Coal-fired plants work by converting water into steam, which drives turbine generators to produce energy. Following this process, coal ash and sludge waste containing heavy metals and other toxic substances are often emitted in large quantities to adjacent landfills and reservoirs.
Duke Energy Coal Ash Spill
On February 2, 2014 a Duke Energy pipe from the Dan River Steam Station in Eden, North Carolina broke, causing an estimated 27 million gallons of untreated ash wastewater and 39,000 tons of coal ash to flow into the Dan River for the next six days3.As a result of this coal ash spill, Duke Energy will pay the United States government $102 million in fines and restitution for illegally discharging pollution into the environment, and committing nine violations of the federal Clean Water Act2.
Due to the limited research on the long-term environmental and health impacts from coal combustion residues, scientists used the Dan River coal ash spill as a way to further investigate different methods to analyze toxic metals in coal ash.
Analyzing Metal Content
On February 9, 2014, the day after the spill was capped, water and sediment samples were retrieved from the Dan River by a group of scientists from Virginia Tech University and Duke University.
Bulk water samples were filtered using a cross-flow ultrafiltration (CFUF) system, where water samples were separated through membranes of varying pore sizes.

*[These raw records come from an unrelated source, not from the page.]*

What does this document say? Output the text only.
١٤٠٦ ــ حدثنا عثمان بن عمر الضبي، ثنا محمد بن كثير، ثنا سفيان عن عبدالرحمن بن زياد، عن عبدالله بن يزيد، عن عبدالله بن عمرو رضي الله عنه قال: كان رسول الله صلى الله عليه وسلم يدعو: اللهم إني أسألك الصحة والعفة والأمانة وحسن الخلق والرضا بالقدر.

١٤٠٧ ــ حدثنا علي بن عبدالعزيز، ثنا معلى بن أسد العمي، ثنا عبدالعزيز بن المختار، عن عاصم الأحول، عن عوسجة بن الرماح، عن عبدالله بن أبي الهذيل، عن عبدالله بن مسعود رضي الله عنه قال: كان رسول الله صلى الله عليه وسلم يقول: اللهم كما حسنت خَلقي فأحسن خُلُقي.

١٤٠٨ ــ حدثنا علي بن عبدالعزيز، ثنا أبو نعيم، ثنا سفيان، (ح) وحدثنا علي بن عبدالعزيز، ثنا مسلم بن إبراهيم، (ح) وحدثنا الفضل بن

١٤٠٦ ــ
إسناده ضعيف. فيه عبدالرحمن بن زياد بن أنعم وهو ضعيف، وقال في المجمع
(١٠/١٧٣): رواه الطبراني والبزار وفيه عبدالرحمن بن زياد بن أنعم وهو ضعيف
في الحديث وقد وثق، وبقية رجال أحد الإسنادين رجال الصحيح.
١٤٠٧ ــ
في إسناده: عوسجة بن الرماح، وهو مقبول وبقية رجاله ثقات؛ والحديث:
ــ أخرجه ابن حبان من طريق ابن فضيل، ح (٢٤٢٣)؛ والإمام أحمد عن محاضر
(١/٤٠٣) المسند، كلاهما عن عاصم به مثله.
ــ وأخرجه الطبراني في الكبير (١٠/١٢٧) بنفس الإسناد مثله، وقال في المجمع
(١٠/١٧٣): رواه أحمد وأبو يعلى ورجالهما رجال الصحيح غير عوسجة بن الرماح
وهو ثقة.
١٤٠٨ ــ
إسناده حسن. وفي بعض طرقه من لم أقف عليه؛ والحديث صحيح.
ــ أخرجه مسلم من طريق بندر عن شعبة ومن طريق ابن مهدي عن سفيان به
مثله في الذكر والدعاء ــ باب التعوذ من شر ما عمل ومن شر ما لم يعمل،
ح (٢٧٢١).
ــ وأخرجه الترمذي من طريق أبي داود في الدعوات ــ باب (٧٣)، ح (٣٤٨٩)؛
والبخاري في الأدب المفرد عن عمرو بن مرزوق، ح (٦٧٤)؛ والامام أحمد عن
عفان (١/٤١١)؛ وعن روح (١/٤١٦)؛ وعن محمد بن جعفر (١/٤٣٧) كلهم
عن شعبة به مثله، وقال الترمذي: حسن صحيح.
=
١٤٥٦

Water samples were then separated into >0.45 μm, <0.45 μm, 1 kDa-0/45 μm, and <1 kDa fractions, and the concentrations of several major and trace metals were measured.
Major elements included sodium, magnesium, silicon, potassium and calcium, all of which were measured in mg/L, as well as trace metals including aluminum, titanium, vanadium, chromium, manganese, cobalt, nickel, copper, zinc, arsenic, strontium, molybdenum, tin and barium, which were measured in μg/L6.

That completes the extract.